Monday, September 2, 2024

Corruption and Politics

 

Corruption and Politics

Peter Schultz

 

                  There is a misconception about what many call “corruption,” i.e., the very common phenomenon where politicians and officials appoint their family and friends to government posts despite the fact that the appointees are not qualified for the posts. The misconception is that this kind of duplicity is not a political act. These appointments are seen as self-serving rather than as actions with and undertaken for political reasons.

 

                  However, like other forms of duplicity, such appointments are political in that they serve to maintain and fortify the status quo. As a result, even though exposed such appointments continue. The political benefits ensure that. This duplicity, like other forms of duplicity, plays an essential role in maintaining the fortifying the established order.

 

                  Think of it in light of the question, why do businesses so often hire those they know as family and friends even though the hires lack the qualifications to do the job.

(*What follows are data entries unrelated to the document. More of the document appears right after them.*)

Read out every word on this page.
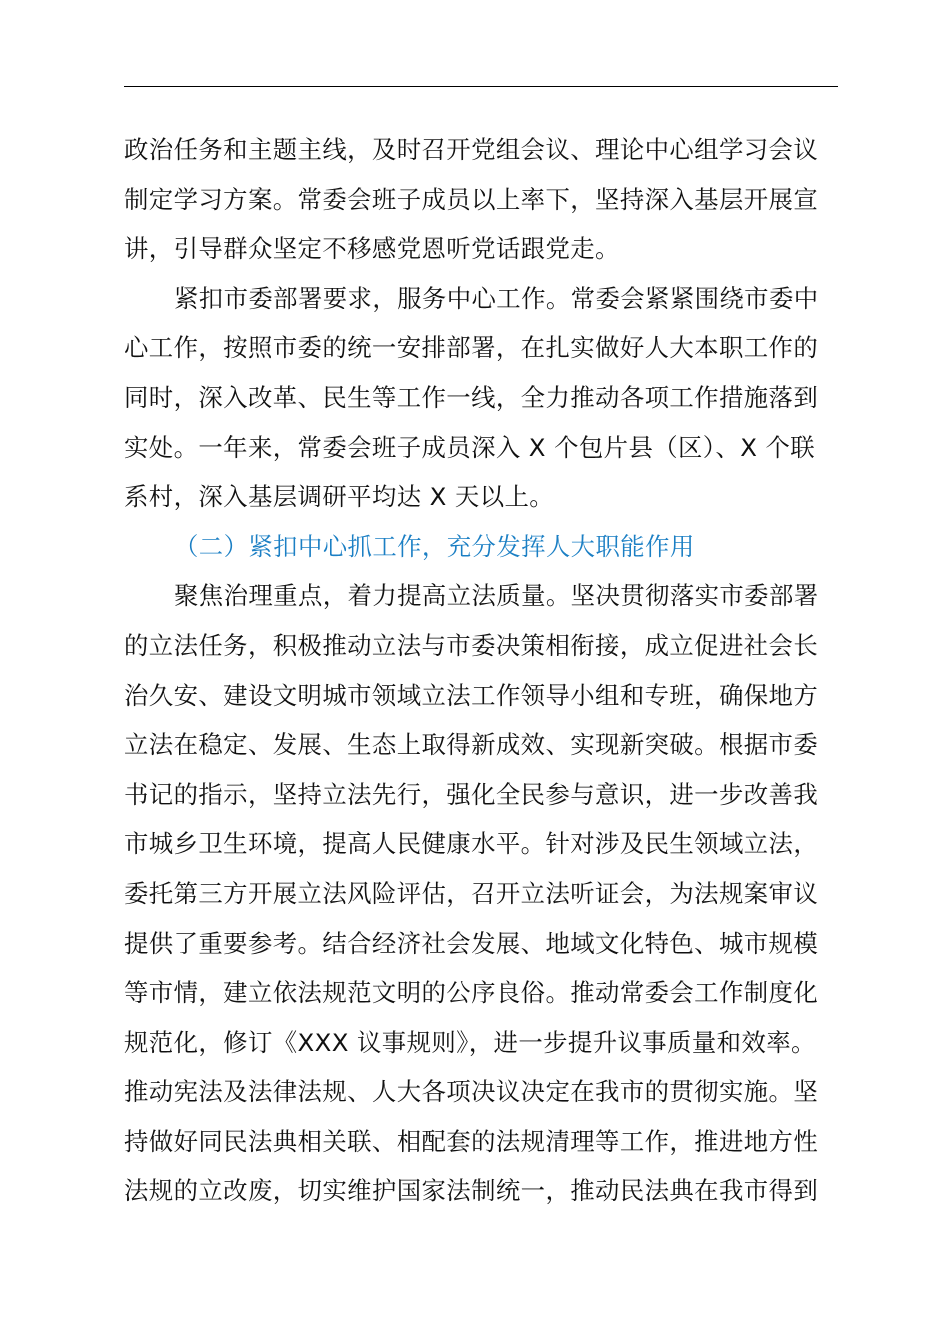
政治任务和主题主线，及时召开党组会议、理论中心组学习会议
制定学习方案。常委会班子成员以上率下，坚持深入基层开展宣
讲，引导群众坚定不移感党恩听党话跟党走。
紧扣市委部署要求，服务中心工作。常委会紧紧围绕市委中
心工作，按照市委的统一安排部署，在扎实做好人大本职工作的
同时，深入改革、民生等工作一线，全力推动各项工作措施落到
实处。一年来，常委会班子成员深入 X 个包片县（区）、X 个联
系村，深入基层调研平均达 X 天以上。
（二）紧扣中心抓工作，充分发挥人大职能作用
聚焦治理重点，着力提高立法质量。坚决贯彻落实市委部署
的立法任务，积极推动立法与市委决策相衔接，成立促进社会长
治久安、建设文明城市领域立法工作领导小组和专班，确保地方
立法在稳定、发展、生态上取得新成效、实现新突破。根据市委
书记的指示，坚持立法先行，强化全民参与意识，进一步改善我
市城乡卫生环境，提高人民健康水平。针对涉及民生领域立法，
委托第三方开展立法风险评估，召开立法听证会，为法规案审议
提供了重要参考。结合经济社会发展、地域文化特色、城市规模
等市情，建立依法规范文明的公序良俗。推动常委会工作制度化
规范化，修订《XXX 议事规则》，进一步提升议事质量和效率。
推动宪法及法律法规、人大各项决议决定在我市的贯彻实施。坚
持做好同民法典相关联、相配套的法规清理等工作，推进地方性
法规的立改废，切实维护国家法制统一，推动民法典在我市得到
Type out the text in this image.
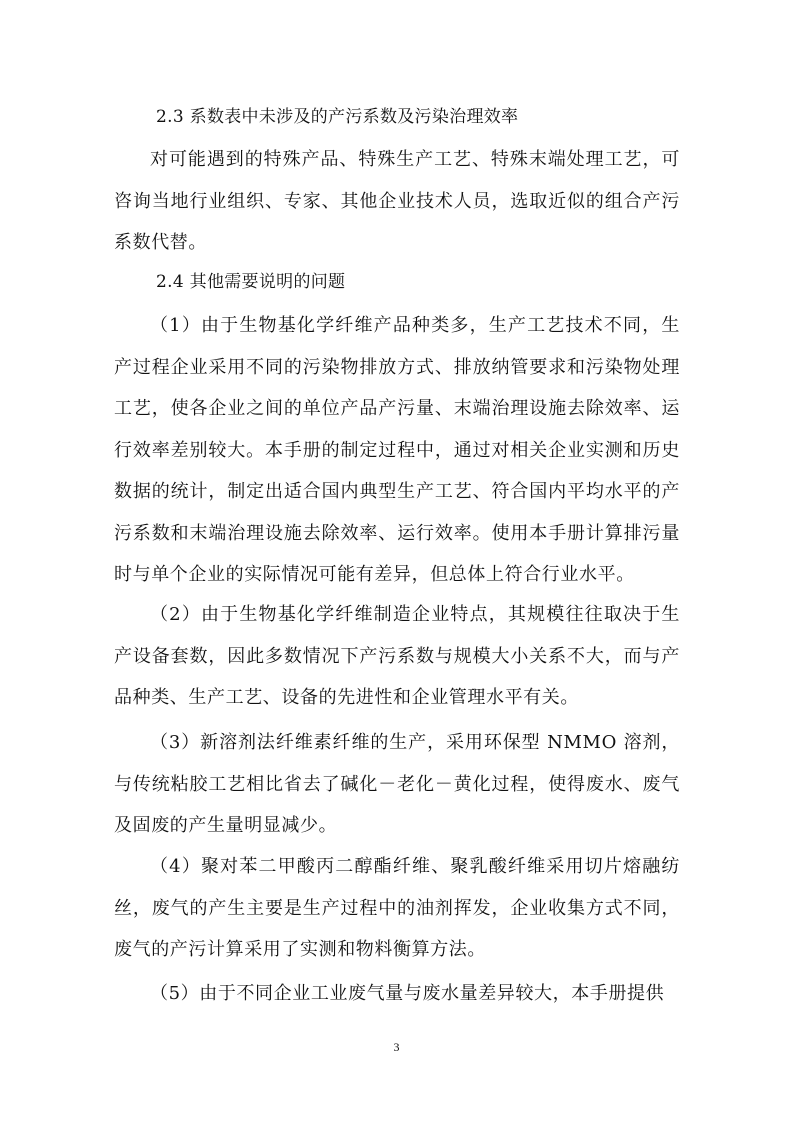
2.3 系数表中未涉及的产污系数及污染治理效率

对可能遇到的特殊产品、特殊生产工艺、特殊末端处理工艺，可咨询当地行业组织、专家、其他企业技术人员，选取近似的组合产污系数代替。

2.4 其他需要说明的问题

（1）由于生物基化学纤维产品种类多，生产工艺技术不同，生产过程企业采用不同的污染物排放方式、排放纳管要求和污染物处理工艺，使各企业之间的单位产品产污量、末端治理设施去除效率、运行效率差别较大。本手册的制定过程中，通过对相关企业实测和历史数据的统计，制定出适合国内典型生产工艺、符合国内平均水平的产污系数和末端治理设施去除效率、运行效率。使用本手册计算排污量时与单个企业的实际情况可能有差异，但总体上符合行业水平。

（2）由于生物基化学纤维制造企业特点，其规模往往取决于生产设备套数，因此多数情况下产污系数与规模大小关系不大，而与产品种类、生产工艺、设备的先进性和企业管理水平有关。

（3）新溶剂法纤维素纤维的生产，采用环保型 NMMO 溶剂，与传统粘胶工艺相比省去了碱化－老化－黄化过程，使得废水、废气及固废的产生量明显减少。

（4）聚对苯二甲酸丙二醇酯纤维、聚乳酸纤维采用切片熔融纺丝，废气的产生主要是生产过程中的油剂挥发，企业收集方式不同，废气的产污计算采用了实测和物料衡算方法。

（5）由于不同企业工业废气量与废水量差异较大，本手册提供

3
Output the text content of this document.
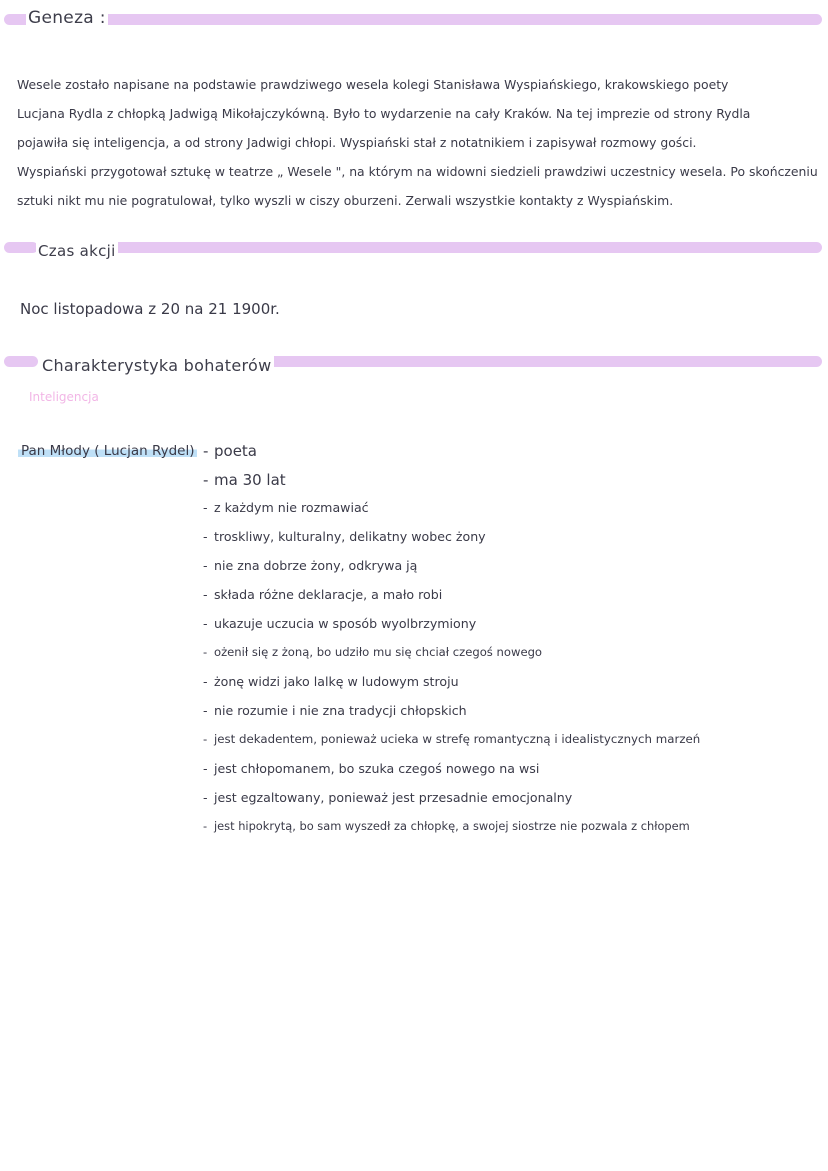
Geneza :

Wesele zostało napisane na podstawie prawdziwego wesela kolegi Stanisława Wyspiańskiego, krakowskiego poety

Lucjana Rydla z chłopką Jadwigą Mikołajczykówną. Było to wydarzenie na cały Kraków. Na tej imprezie od strony Rydla

pojawiła się inteligencja, a od strony Jadwigi chłopi. Wyspiański stał z notatnikiem i zapisywał rozmowy gości.

Wyspiański przygotował sztukę w teatrze „ Wesele ", na którym na widowni siedzieli prawdziwi uczestnicy wesela. Po skończeniu

sztuki nikt mu nie pogratulował, tylko wyszli w ciszy oburzeni. Zerwali wszystkie kontakty z Wyspiańskim.

Czas akcji
Noc listopadowa z 20 na 21 1900r.
Charakterystyka bohaterów
Inteligencja
Pan Młody ( Lucjan Rydel) - poeta
- ma 30 lat
- z każdym nie rozmawiać
- troskliwy, kulturalny, delikatny wobec żony
- nie zna dobrze żony, odkrywa ją
- składa różne deklaracje, a mało robi
- ukazuje uczucia w sposób wyolbrzymiony
- ożenił się z żoną, bo udziło mu się chciał czegoś nowego
- żonę widzi jako lalkę w ludowym stroju
- nie rozumie i nie zna tradycji chłopskich
- jest dekadentem, ponieważ ucieka w strefę romantyczną i idealistycznych marzeń
- jest chłopomanem, bo szuka czegoś nowego na wsi
- jest egzaltowany, ponieważ jest przesadnie emocjonalny
- jest hipokrytą, bo sam wyszedł za chłopkę, a swojej siostrze nie pozwala z chłopem
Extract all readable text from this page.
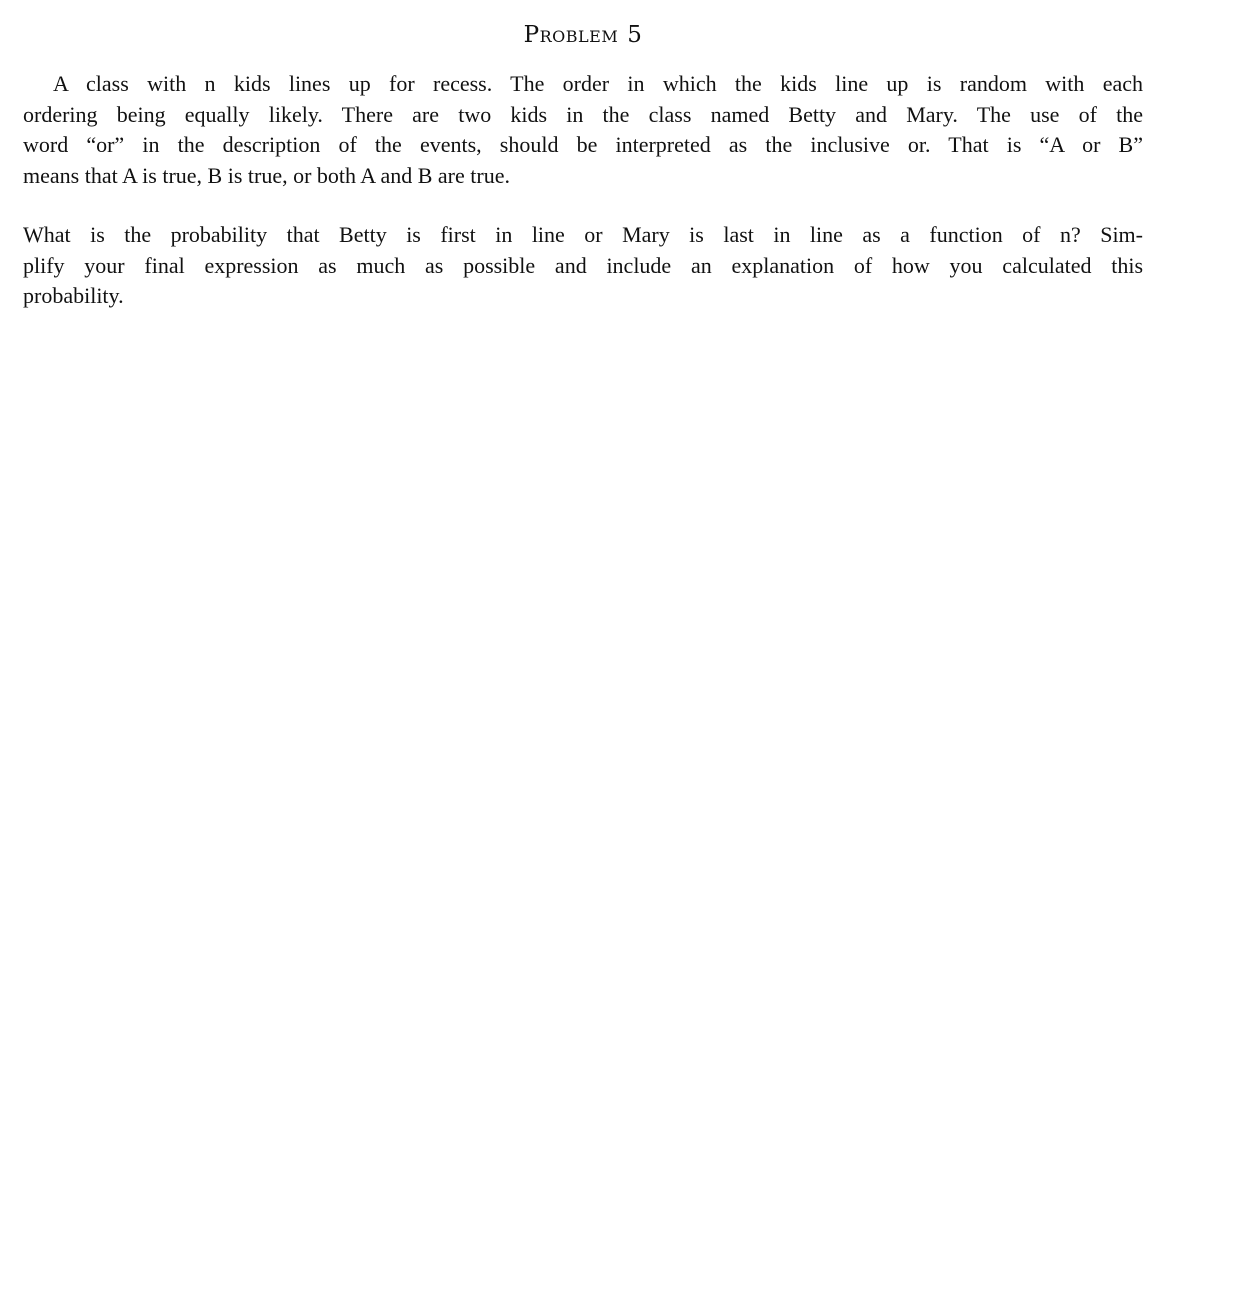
Problem 5

A class with n kids lines up for recess. The order in which the kids line up is random with each
ordering being equally likely. There are two kids in the class named Betty and Mary. The use of the
word “or” in the description of the events, should be interpreted as the inclusive or. That is “A or B”
means that A is true, B is true, or both A and B are true.

What is the probability that Betty is first in line or Mary is last in line as a function of n? Sim-
plify your final expression as much as possible and include an explanation of how you calculated this
probability.
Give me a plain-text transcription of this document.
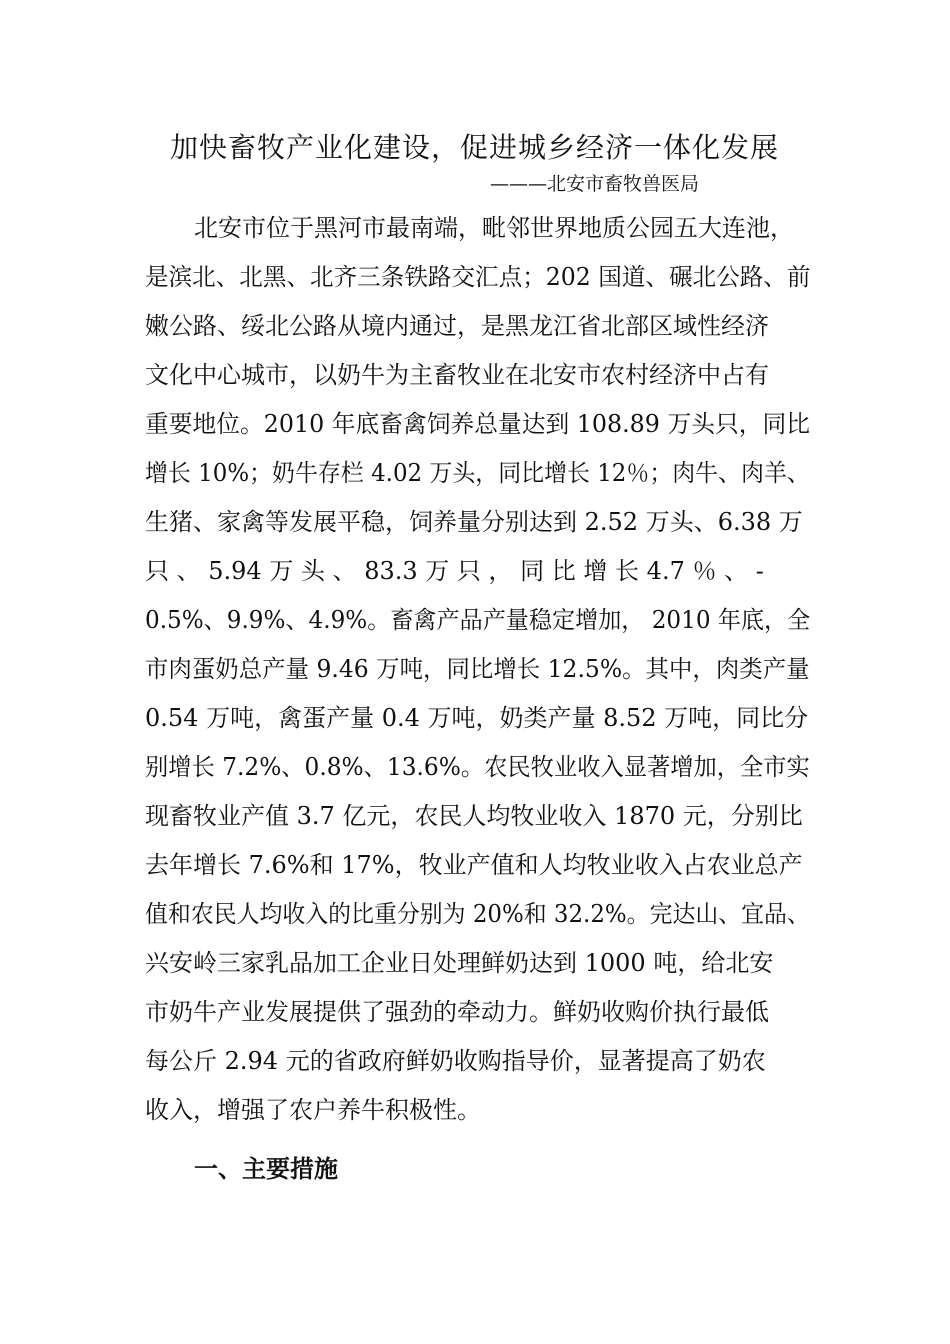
加快畜牧产业化建设，促进城乡经济一体化发展
———北安市畜牧兽医局
北安市位于黑河市最南端，毗邻世界地质公园五大连池，
是滨北、北黑、北齐三条铁路交汇点；202 国道、碾北公路、前
嫩公路、绥北公路从境内通过，是黑龙江省北部区域性经济
文化中心城市，以奶牛为主畜牧业在北安市农村经济中占有
重要地位。2010 年底畜禽饲养总量达到 108.89 万头只，同比
增长 10%；奶牛存栏 4.02 万头，同比增长 12％；肉牛、肉羊、
生猪、家禽等发展平稳，饲养量分别达到 2.52 万头、6.38 万
只 、 5.94 万 头 、 83.3 万 只 ， 同 比 增 长 4.7 ％ 、 -
0.5%、9.9%、4.9%。畜禽产品产量稳定增加， 2010 年底，全
市肉蛋奶总产量 9.46 万吨，同比增长 12.5%。其中，肉类产量
0.54 万吨，禽蛋产量 0.4 万吨，奶类产量 8.52 万吨，同比分
别增长 7.2%、0.8%、13.6%。农民牧业收入显著增加，全市实
现畜牧业产值 3.7 亿元，农民人均牧业收入 1870 元，分别比
去年增长 7.6%和 17%，牧业产值和人均牧业收入占农业总产
值和农民人均收入的比重分别为 20%和 32.2%。完达山、宜品、
兴安岭三家乳品加工企业日处理鲜奶达到 1000 吨，给北安
市奶牛产业发展提供了强劲的牵动力。鲜奶收购价执行最低
每公斤 2.94 元的省政府鲜奶收购指导价，显著提高了奶农
收入，增强了农户养牛积极性。
一、主要措施
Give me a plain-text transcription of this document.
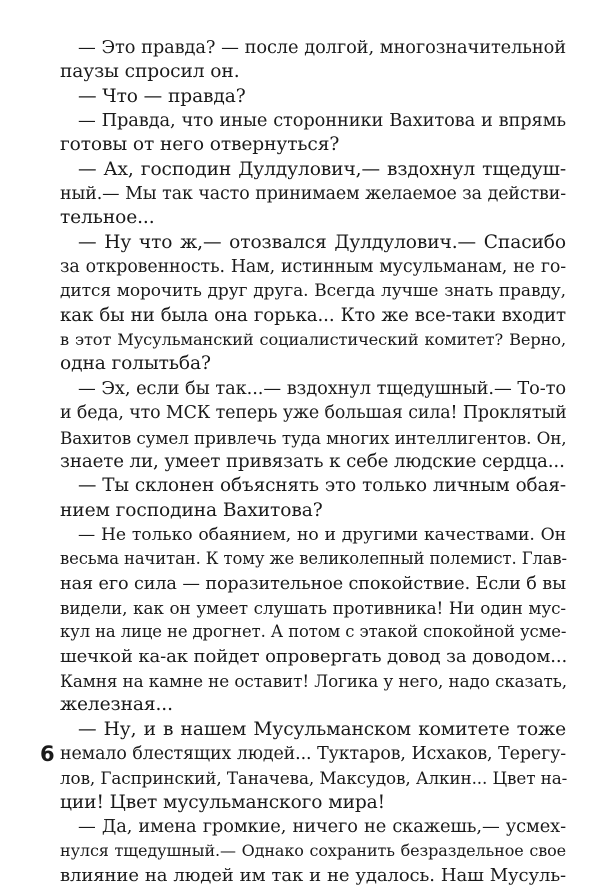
— Это правда? — после долгой, многозначительной
паузы спросил он.
— Что — правда?
— Правда, что иные сторонники Вахитова и впрямь
готовы от него отвернуться?
— Ах, господин Дулдулович,— вздохнул тщедуш-
ный.— Мы так часто принимаем желаемое за действи-
тельное...
— Ну что ж,— отозвался Дулдулович.— Спасибо
за откровенность. Нам, истинным мусульманам, не го-
дится морочить друг друга. Всегда лучше знать правду,
как бы ни была она горька... Кто же все-таки входит
в этот Мусульманский социалистический комитет? Верно,
одна голытьба?
— Эх, если бы так...— вздохнул тщедушный.— То-то
и беда, что МСК теперь уже большая сила! Проклятый
Вахитов сумел привлечь туда многих интеллигентов. Он,
знаете ли, умеет привязать к себе людские сердца...
— Ты склонен объяснять это только личным обая-
нием господина Вахитова?
— Не только обаянием, но и другими качествами. Он
весьма начитан. К тому же великолепный полемист. Глав-
ная его сила — поразительное спокойствие. Если б вы
видели, как он умеет слушать противника! Ни один мус-
кул на лице не дрогнет. А потом с этакой спокойной усме-
шечкой ка-ак пойдет опровергать довод за доводом...
Камня на камне не оставит! Логика у него, надо сказать,
железная...
— Ну, и в нашем Мусульманском комитете тоже
немало блестящих людей... Туктаров, Исхаков, Терегу-
лов, Гаспринский, Таначева, Максудов, Алкин... Цвет на-
ции! Цвет мусульманского мира!
— Да, имена громкие, ничего не скажешь,— усмех-
нулся тщедушный.— Однако сохранить безраздельное свое
влияние на людей им так и не удалось. Наш Мусуль-
6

Obviously, it is thought that such hires do more to fortify the business than undermine it, regardless of the hire’s competence or lack of competence. The variable that is often overlooked in assessing such behavior is loyalty. Loyalty very often trumps competence in preserving and fortifying organizations. And duplicitous hires are in the service of loyalty., which is a “two-way street.”

 

                  In the political arena, loyalty is even more fundamental that it is in the “private” sector. Incompetence – think here of the response to the events of 9/11 – rarely undermines politicians, whereas disloyalty very often does. What brought Richard Nixon down if not disloyalty? And whatever incompetence Nixon displayed would not have brought him down had he not been betrayed by colleagues like John Dean, Alexander Haig, James McCord, or “Deep Throat.”

 

                  So, the “corruption” of allegedly self-serving, nepotistic behavior is not corruption at all in the sense of behavior that undermines the existing or established political arrangements. Ironically, such “corruption,” even when exposed, continues to serve the status quo and the careers of those politicians and others overseeing the status quo. Such “corruption” is, in fact, essential to any existing or established political order and, so, will be practiced faithfully despite threat of exposure. The political arena, it seems, is ineradicably corrupt. And, as a result, “public service,” so highly touted by many, is corrupting. So it goes.